RibaEquestre a inovar na cidade

A Escola de Equitação RibaEquestre destaca-se pela sua localização no centro da cidade de Almeirim. As instalações da escola estão adaptadas aos tempos de hoje, como todas as necessidades exigidas para a mobilidade reduzida, diz o dinamizador do projeto Francisco Pacheco.

Francisco Pacheco, dinamizador do projeto, explica a O Almeirinense que “o gosto pelos cavalos começou desde que nasci.

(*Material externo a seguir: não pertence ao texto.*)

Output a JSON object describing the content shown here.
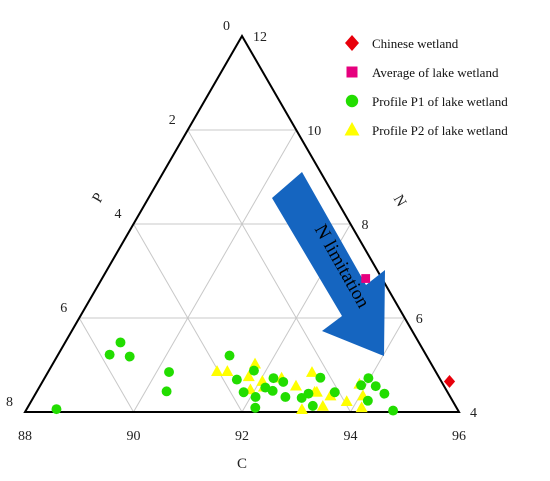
{
  "chart_data": {
    "type": "ternary",
    "axes": {
      "C": {
        "label": "C",
        "range": [
          88,
          96
        ],
        "ticks": [
          88,
          90,
          92,
          94,
          96
        ]
      },
      "N": {
        "label": "N",
        "range": [
          4,
          12
        ],
        "ticks": [
          4,
          6,
          8,
          10,
          12
        ]
      },
      "P": {
        "label": "P",
        "range": [
          0,
          8
        ],
        "ticks": [
          0,
          2,
          4,
          6,
          8
        ]
      }
    },
    "grid": true,
    "legend": {
      "position": "top-right"
    },
    "annotation": {
      "text": "N limitation",
      "color": "#1565C0"
    },
    "series": [
      {
        "name": "Chinese wetland",
        "marker": "diamond",
        "color": "#E8000B",
        "points": [
          {
            "C": 95.5,
            "N": 4.65,
            "P": -0.15
          }
        ]
      },
      {
        "name": "Average of lake wetland",
        "marker": "square",
        "color": "#E6007E",
        "points": [
          {
            "C": 92.86,
            "N": 6.84,
            "P": 0.3
          }
        ]
      },
      {
        "name": "Profile P1 of lake wetland",
        "marker": "circle",
        "color": "#22DD00",
        "points": [
          {
            "C": 88.55,
            "N": 4.06,
            "P": 7.39
          },
          {
            "C": 89.02,
            "N": 5.48,
            "P": 5.5
          },
          {
            "C": 88.95,
            "N": 5.22,
            "P": 5.83
          },
          {
            "C": 89.34,
            "N": 5.18,
            "P": 5.48
          },
          {
            "C": 90.23,
            "N": 4.85,
            "P": 4.92
          },
          {
            "C": 90.39,
            "N": 4.44,
            "P": 5.17
          },
          {
            "C": 91.17,
            "N": 5.2,
            "P": 3.63
          },
          {
            "C": 91.56,
            "N": 4.69,
            "P": 3.75
          },
          {
            "C": 91.78,
            "N": 4.88,
            "P": 3.34
          },
          {
            "C": 92.22,
            "N": 4.72,
            "P": 3.06
          },
          {
            "C": 92.17,
            "N": 4.52,
            "P": 3.31
          },
          {
            "C": 92.44,
            "N": 4.64,
            "P": 2.92
          },
          {
            "C": 92.34,
            "N": 4.45,
            "P": 3.21
          },
          {
            "C": 92.09,
            "N": 4.32,
            "P": 3.59
          },
          {
            "C": 91.82,
            "N": 4.42,
            "P": 3.76
          },
          {
            "C": 92.2,
            "N": 4.09,
            "P": 3.71
          },
          {
            "C": 92.64,
            "N": 4.32,
            "P": 3.04
          },
          {
            "C": 92.95,
            "N": 4.3,
            "P": 2.75
          },
          {
            "C": 93.03,
            "N": 4.39,
            "P": 2.58
          },
          {
            "C": 93.24,
            "N": 4.13,
            "P": 2.63
          },
          {
            "C": 93.08,
            "N": 4.73,
            "P": 2.19
          },
          {
            "C": 93.5,
            "N": 4.42,
            "P": 2.08
          },
          {
            "C": 93.91,
            "N": 4.57,
            "P": 1.52
          },
          {
            "C": 93.97,
            "N": 4.72,
            "P": 1.31
          },
          {
            "C": 94.19,
            "N": 4.55,
            "P": 1.26
          },
          {
            "C": 94.2,
            "N": 4.24,
            "P": 1.56
          },
          {
            "C": 94.43,
            "N": 4.39,
            "P": 1.18
          },
          {
            "C": 94.77,
            "N": 4.03,
            "P": 1.2
          }
        ]
      },
      {
        "name": "Profile P2 of lake wetland",
        "marker": "triangle",
        "color": "#FFFF00",
        "points": [
          {
            "C": 91.11,
            "N": 4.86,
            "P": 4.03
          },
          {
            "C": 91.3,
            "N": 4.86,
            "P": 3.84
          },
          {
            "C": 91.73,
            "N": 5.02,
            "P": 3.25
          },
          {
            "C": 91.75,
            "N": 4.75,
            "P": 3.5
          },
          {
            "C": 91.92,
            "N": 4.47,
            "P": 3.61
          },
          {
            "C": 92.05,
            "N": 4.65,
            "P": 3.3
          },
          {
            "C": 92.14,
            "N": 4.53,
            "P": 3.33
          },
          {
            "C": 92.37,
            "N": 4.72,
            "P": 2.91
          },
          {
            "C": 92.72,
            "N": 4.55,
            "P": 2.73
          },
          {
            "C": 92.87,
            "N": 4.84,
            "P": 2.29
          },
          {
            "C": 93.17,
            "N": 4.42,
            "P": 2.41
          },
          {
            "C": 93.08,
            "N": 4.05,
            "P": 2.87
          },
          {
            "C": 93.43,
            "N": 4.12,
            "P": 2.45
          },
          {
            "C": 93.46,
            "N": 4.34,
            "P": 2.2
          },
          {
            "C": 93.82,
            "N": 4.22,
            "P": 1.96
          },
          {
            "C": 94.06,
            "N": 4.34,
            "P": 1.6
          },
          {
            "C": 94.16,
            "N": 4.09,
            "P": 1.75
          },
          {
            "C": 93.87,
            "N": 4.59,
            "P": 1.54
          },
          {
            "C": 93.13,
            "N": 4.42,
            "P": 2.45
          }
        ]
      }
    ]
  }
}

Na minha casa sempre houve cavalos, o meu pai participava em concursos de raids e parece que pegou o bichinho aos filhos. Sempre foi incutido em mim e nas minhas irmãs o gosto pelos cavalos e pela prática da equitação”. Daí até perceber que podia um dia fazer vida com os cavalos não passou muito tempo: “Durante toda a minha infância frequentei aulas de iniciação à equitação. Em 2009, pensei levar esse meu gosto um bocadinho mais a sério, candidatando-me na Escola Profissional de Desenvolvimento Rural de Alter do Chão, no curso de Gestão Equina, o qual terminei em Junho de 2012 como Ajudante de Monitor (Treinador Grau I). Posteriormente, pensei apostar pela diferença, pois não poderia ser apenas mais um. Em 2013, inscrevi-me no curso de Auxiliar Técnico de Equitação Terapêutica no Centro Equestre João Cardiga. Em 2014, primando pela ambição, quis prosseguir com a minha formação frequentando a Pós-Graduação em Hipoterapia na Universidade Autónoma de Barcelona, a qual terminei no passado mês de Julho de 2015, tendo sido o primeiro português a obter esta formação na Universidade referida anteriormente”.
O cavaleiro almeirinense sublinha ainda que “em nada podemos ser bons sem muito espírito de sacrifício, muito empenho e trabalho, mas essencialmente o gosto pelo nosso parceiro. É importante montar muitos cavalos e todo o tipo de cavalos, sejam eles bons, maus, calmos, enérgicos, novos ou velhos… e amá-los, valorizá-los, aproveitando cada momento a cavalo, encontrado as suas virtudes para que o trabalho se torne meritório”.
Como professor na Escola de Equitação RibaEquestre, Francisco trabalha e entrega-se diariamente aos cavalos e alunos, sabendo que “cada dia temos os nossos altos e baixos. Ambiciono a todo o custo que os meus alunos adquiram todo o conhecimento alcançado ao longo do meu percurso, transmitindo-lhes confiança, autoestima e a consciência de que dia após dia serão capazes de mais e melhor dependente da sua dedicação. Desde que decidi seguir esta área, procuro adquirir novos conhecimentos técnicos e teóricos no que diz respeito à equitação, nas diferentes modalidades”.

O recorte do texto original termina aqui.